Sources of Bias in Generative AI
Rosie Campbell, a member of the Trust and Safety team at OpenAI, notes that bias is an overloaded term in AI. Bias can either mean that the training data was poorly sampled and does not accurately reflect the real world or that the training data reflects the real world, but the world itself is biased in ways that we don’t endorse.
One common example of bias in generative AI is image generation tools perpetuating outdated stereotypes. For instance, a tool may return images of a middle-aged white man in a suit when asked to generate a CEO or a young woman when asked to generate a flight attendant. Additionally, text models can exhibit bias in more subtle ways, such as using different adjectives when describing male characters vs. female characters or making offensive assumptions about someone’s background or personality based on their race.
Detecting and Addressing Bias in Generative AI
One of the significant challenges in addressing bias in generative AI is how hard it is to detect.

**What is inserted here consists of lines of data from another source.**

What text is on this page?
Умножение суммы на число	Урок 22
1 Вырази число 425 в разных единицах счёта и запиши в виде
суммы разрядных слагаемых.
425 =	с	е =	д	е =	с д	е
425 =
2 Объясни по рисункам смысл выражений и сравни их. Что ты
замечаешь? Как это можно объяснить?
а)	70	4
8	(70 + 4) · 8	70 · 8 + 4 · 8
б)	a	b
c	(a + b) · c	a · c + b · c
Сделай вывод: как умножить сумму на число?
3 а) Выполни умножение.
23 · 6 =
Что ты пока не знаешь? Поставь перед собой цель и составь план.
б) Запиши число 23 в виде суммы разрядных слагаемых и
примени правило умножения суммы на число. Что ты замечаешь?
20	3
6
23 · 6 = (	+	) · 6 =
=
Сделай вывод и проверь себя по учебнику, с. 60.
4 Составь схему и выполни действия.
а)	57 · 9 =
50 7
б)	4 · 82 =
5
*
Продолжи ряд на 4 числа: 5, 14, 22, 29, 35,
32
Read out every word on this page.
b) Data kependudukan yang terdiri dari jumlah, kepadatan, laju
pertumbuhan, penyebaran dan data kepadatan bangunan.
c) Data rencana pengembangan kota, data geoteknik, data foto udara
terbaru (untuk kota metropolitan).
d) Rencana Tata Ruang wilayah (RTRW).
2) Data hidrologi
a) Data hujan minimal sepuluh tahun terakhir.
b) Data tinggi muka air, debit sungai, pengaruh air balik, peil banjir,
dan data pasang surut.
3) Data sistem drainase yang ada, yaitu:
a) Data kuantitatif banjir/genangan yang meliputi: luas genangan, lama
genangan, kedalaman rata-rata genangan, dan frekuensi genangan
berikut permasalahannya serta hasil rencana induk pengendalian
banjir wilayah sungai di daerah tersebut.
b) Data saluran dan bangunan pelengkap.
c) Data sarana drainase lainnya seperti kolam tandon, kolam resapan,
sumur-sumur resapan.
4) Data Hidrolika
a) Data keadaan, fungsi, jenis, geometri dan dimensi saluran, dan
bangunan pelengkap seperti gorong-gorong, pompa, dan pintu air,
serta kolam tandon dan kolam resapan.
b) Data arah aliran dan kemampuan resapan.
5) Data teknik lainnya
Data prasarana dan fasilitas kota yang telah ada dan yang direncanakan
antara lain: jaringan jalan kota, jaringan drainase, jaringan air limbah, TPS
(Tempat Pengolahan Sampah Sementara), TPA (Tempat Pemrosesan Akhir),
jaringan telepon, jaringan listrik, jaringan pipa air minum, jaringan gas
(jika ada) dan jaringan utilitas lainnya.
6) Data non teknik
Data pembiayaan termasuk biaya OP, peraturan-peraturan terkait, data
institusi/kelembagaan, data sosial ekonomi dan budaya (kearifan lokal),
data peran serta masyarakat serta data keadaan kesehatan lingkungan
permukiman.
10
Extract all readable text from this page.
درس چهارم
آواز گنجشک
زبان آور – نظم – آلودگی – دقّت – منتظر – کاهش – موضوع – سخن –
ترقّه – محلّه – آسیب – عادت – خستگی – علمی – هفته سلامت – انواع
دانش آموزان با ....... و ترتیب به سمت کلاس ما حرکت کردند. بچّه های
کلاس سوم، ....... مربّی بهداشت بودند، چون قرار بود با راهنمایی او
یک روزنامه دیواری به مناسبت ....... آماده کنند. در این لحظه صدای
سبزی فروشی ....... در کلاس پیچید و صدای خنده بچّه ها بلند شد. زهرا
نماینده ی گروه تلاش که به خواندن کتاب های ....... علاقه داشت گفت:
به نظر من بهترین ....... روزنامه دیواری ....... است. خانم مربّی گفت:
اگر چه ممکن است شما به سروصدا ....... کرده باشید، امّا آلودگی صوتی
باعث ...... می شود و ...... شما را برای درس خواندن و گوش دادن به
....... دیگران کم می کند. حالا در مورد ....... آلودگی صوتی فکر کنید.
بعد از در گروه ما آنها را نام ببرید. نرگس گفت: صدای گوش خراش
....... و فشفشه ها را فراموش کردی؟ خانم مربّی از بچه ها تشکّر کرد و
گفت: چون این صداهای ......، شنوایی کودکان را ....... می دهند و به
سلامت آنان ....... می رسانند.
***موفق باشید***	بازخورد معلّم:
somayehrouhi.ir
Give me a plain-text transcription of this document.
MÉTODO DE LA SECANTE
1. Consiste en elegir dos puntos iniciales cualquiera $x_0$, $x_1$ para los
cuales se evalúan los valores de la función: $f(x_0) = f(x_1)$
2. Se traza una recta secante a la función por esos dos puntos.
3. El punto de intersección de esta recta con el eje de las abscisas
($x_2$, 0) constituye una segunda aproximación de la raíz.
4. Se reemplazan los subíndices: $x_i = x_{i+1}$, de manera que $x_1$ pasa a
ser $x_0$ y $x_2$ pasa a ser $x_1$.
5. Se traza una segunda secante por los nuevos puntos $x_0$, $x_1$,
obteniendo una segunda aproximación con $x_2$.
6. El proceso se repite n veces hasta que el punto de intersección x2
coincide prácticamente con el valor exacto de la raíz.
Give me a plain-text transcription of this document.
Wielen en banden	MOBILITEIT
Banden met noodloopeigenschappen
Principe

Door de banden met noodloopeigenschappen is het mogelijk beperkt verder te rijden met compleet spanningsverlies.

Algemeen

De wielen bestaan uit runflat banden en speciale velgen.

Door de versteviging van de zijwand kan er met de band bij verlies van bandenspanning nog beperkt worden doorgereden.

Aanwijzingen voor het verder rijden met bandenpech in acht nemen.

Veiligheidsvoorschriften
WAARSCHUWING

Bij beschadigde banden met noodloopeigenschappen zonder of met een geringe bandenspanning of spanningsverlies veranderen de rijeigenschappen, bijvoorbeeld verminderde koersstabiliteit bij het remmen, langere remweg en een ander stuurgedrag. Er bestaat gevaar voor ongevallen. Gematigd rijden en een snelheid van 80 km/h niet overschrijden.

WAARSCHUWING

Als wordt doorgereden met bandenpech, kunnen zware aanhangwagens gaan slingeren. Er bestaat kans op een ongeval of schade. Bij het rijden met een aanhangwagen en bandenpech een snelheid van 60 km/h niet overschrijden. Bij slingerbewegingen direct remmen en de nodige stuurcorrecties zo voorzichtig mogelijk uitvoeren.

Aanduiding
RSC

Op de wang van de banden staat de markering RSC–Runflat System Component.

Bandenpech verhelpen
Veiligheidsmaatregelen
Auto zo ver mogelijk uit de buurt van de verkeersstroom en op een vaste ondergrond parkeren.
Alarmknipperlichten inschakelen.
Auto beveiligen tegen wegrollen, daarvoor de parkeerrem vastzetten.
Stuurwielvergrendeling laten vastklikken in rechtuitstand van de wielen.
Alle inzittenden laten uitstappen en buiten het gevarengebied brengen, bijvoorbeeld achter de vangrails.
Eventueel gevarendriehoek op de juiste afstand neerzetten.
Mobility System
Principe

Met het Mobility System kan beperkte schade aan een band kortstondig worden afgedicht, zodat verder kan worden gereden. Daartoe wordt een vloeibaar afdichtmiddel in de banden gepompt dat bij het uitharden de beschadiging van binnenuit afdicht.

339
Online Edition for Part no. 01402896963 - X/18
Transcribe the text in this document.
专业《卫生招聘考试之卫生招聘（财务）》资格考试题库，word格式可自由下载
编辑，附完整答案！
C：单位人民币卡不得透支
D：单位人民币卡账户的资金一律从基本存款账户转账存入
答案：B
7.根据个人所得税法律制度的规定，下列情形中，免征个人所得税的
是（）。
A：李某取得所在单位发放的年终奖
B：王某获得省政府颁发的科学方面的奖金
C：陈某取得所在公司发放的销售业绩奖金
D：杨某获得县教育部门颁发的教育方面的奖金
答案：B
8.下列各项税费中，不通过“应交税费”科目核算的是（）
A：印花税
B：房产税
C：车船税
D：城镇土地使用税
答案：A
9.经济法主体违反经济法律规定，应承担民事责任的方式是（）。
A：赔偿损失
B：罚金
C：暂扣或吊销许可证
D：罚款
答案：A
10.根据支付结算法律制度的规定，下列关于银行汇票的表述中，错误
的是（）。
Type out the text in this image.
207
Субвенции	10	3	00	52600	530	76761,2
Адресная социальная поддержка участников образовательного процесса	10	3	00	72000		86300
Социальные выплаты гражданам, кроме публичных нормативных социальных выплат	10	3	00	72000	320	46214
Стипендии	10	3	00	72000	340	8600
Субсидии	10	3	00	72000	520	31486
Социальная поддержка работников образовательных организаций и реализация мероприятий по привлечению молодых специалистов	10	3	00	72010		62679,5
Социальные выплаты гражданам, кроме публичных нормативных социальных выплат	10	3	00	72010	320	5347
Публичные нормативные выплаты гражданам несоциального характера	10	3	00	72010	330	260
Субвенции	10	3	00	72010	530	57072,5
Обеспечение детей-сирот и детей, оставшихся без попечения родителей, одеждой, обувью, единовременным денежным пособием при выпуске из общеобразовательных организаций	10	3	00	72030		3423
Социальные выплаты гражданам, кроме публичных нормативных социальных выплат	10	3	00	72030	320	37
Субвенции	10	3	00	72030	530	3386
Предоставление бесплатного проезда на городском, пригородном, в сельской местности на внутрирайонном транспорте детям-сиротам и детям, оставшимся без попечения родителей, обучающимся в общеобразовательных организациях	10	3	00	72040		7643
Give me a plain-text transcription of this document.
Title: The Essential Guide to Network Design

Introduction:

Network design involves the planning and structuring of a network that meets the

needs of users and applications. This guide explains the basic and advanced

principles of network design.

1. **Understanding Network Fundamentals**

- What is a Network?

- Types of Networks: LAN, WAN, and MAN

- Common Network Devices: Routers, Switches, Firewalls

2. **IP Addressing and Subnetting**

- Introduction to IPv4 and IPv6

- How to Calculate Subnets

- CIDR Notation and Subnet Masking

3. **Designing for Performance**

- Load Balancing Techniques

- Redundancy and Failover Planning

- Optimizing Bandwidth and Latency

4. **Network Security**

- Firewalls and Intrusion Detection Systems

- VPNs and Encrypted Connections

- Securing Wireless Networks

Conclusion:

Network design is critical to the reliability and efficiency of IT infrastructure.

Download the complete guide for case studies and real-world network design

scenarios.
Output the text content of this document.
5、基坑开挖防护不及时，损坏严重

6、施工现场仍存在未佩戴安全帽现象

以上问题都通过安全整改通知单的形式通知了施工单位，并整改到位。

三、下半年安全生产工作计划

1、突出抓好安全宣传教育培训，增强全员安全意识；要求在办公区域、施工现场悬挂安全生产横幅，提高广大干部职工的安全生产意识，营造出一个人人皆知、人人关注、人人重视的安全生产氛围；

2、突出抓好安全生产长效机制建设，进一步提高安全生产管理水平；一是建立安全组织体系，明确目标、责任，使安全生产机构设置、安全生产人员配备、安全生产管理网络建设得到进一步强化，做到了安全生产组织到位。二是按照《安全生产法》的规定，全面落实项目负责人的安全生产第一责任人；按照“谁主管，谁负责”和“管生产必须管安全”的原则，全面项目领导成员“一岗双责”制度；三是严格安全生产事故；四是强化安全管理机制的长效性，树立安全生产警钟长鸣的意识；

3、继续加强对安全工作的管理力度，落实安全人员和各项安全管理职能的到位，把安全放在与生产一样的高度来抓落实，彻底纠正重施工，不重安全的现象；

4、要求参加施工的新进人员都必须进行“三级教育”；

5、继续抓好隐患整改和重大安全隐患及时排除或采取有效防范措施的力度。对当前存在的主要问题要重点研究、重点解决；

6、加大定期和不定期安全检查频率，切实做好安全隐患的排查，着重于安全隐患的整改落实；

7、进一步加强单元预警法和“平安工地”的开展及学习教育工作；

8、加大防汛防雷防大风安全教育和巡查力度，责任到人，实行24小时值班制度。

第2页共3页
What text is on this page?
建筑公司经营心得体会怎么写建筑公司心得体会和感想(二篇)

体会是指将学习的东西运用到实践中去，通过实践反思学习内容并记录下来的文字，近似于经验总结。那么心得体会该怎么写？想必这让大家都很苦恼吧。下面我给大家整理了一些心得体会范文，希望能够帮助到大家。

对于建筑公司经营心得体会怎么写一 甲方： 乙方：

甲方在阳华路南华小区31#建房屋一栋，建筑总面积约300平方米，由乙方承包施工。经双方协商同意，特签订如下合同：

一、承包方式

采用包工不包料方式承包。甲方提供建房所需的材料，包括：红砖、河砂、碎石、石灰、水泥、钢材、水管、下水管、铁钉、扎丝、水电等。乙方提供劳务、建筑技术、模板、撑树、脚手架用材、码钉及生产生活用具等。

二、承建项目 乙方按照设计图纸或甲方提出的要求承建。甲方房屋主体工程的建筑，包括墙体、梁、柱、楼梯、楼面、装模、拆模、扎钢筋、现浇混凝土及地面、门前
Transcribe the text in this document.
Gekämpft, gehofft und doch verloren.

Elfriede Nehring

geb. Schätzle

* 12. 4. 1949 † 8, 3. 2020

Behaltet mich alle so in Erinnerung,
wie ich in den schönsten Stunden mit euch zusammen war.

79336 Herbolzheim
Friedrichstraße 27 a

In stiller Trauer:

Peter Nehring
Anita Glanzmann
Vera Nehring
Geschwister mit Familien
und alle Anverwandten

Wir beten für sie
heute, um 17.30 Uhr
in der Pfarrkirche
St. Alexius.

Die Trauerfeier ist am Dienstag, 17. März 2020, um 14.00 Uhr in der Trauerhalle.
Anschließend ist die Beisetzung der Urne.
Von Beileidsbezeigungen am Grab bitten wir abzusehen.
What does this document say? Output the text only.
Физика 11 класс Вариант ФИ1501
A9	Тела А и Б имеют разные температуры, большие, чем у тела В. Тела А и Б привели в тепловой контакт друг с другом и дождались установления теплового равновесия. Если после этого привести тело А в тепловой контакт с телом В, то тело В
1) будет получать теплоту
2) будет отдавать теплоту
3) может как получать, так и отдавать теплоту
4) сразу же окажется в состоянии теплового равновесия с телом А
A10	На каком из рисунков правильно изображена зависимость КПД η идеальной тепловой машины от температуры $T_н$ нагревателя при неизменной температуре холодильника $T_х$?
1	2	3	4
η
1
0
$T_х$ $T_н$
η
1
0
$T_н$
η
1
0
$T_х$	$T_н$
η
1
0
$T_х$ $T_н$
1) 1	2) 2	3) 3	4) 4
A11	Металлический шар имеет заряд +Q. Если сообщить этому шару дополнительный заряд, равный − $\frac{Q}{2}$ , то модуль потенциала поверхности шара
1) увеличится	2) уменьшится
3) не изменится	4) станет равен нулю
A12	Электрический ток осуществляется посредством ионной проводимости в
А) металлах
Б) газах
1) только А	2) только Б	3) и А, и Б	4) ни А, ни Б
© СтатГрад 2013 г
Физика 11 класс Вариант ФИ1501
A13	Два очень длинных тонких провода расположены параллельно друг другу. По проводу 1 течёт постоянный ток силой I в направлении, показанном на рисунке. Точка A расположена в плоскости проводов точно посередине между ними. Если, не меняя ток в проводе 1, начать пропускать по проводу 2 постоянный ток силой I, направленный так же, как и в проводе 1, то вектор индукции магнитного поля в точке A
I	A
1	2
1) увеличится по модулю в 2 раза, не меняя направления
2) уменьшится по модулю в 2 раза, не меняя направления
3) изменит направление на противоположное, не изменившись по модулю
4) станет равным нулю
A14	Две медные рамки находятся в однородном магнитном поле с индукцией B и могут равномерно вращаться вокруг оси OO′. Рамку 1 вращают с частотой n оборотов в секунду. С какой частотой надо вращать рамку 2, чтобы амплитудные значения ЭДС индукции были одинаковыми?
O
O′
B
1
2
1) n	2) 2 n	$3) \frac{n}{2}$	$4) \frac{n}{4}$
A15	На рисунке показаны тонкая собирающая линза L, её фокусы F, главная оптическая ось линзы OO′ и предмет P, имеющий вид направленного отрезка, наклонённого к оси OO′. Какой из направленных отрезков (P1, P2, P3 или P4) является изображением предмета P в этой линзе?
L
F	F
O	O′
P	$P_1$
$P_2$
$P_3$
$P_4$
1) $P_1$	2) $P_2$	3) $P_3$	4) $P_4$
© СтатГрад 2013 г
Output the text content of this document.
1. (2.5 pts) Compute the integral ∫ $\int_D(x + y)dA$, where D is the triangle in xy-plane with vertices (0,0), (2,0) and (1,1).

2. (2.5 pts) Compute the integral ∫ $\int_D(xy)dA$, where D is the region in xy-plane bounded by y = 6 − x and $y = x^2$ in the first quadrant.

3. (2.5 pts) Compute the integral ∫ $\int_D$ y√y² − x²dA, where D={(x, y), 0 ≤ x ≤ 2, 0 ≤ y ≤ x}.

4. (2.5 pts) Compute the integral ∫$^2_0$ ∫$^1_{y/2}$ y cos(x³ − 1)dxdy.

It’s usually impossible to tell from an individual output whether a system is biased overall. Additionally, the internal representations developed by neural networks are largely incomprehensible to humans, making it challenging to identify bias.
To curb bias in AI, it is essential to pay special attention to how you collect and sanitise your training data, keeping in mind whether it is representative of your intended use case. In addition, fine-tuning the model and thoroughly testing your system in its intended domain can help mitigate negative consequences. Furthermore, audits and research on benchmarks can help identify signs of bias. Even if the model itself might be biased, it is sometimes possible to mitigate negative consequences in deployment. Having an accountable “human in the loop” to verify the outputs and decisions of AI systems is useful mitigation.
Reinforcing and Amplifying Biases in Generative AI
As we continue to develop more complex generative AI models, we need to consider how biases can be reinforced and amplified. For example, if a poor job is done sampling images for an image generation model and it is more likely to produce purple-toned images than anything else, these images can end up in the training dataset for future models. Even if the sampling method is fixed, the dataset will skew even more purple, making the new model more likely to produce purple-toned images.
Additionally, a biased system could disproportionately benefit or harm different groups. For instance, a medical AI tool might be great at designing treatment plans for common conditions but may be much worse than the status quo when addressing rare health concerns. As we incorporate AI into different workflows, we should carefully consider how the distribution of benefits may change and who might be negatively affected by it.
While AI has the potential to bring tremendous benefits, it’s important to recognise that it’s not free from biases. The challenge ahead of us is to ensure that we are enabling positive use cases while minimising the risks. As we continue to develop more complex generative AI models, we must work towards mitigating biases while also improving our collective literacy on the strengths and limitations of these systems. By doing so, we can ensure that AI is beneficial to humans and aligned with human values. It’s a pretty exciting time to be alive, don’t you agree?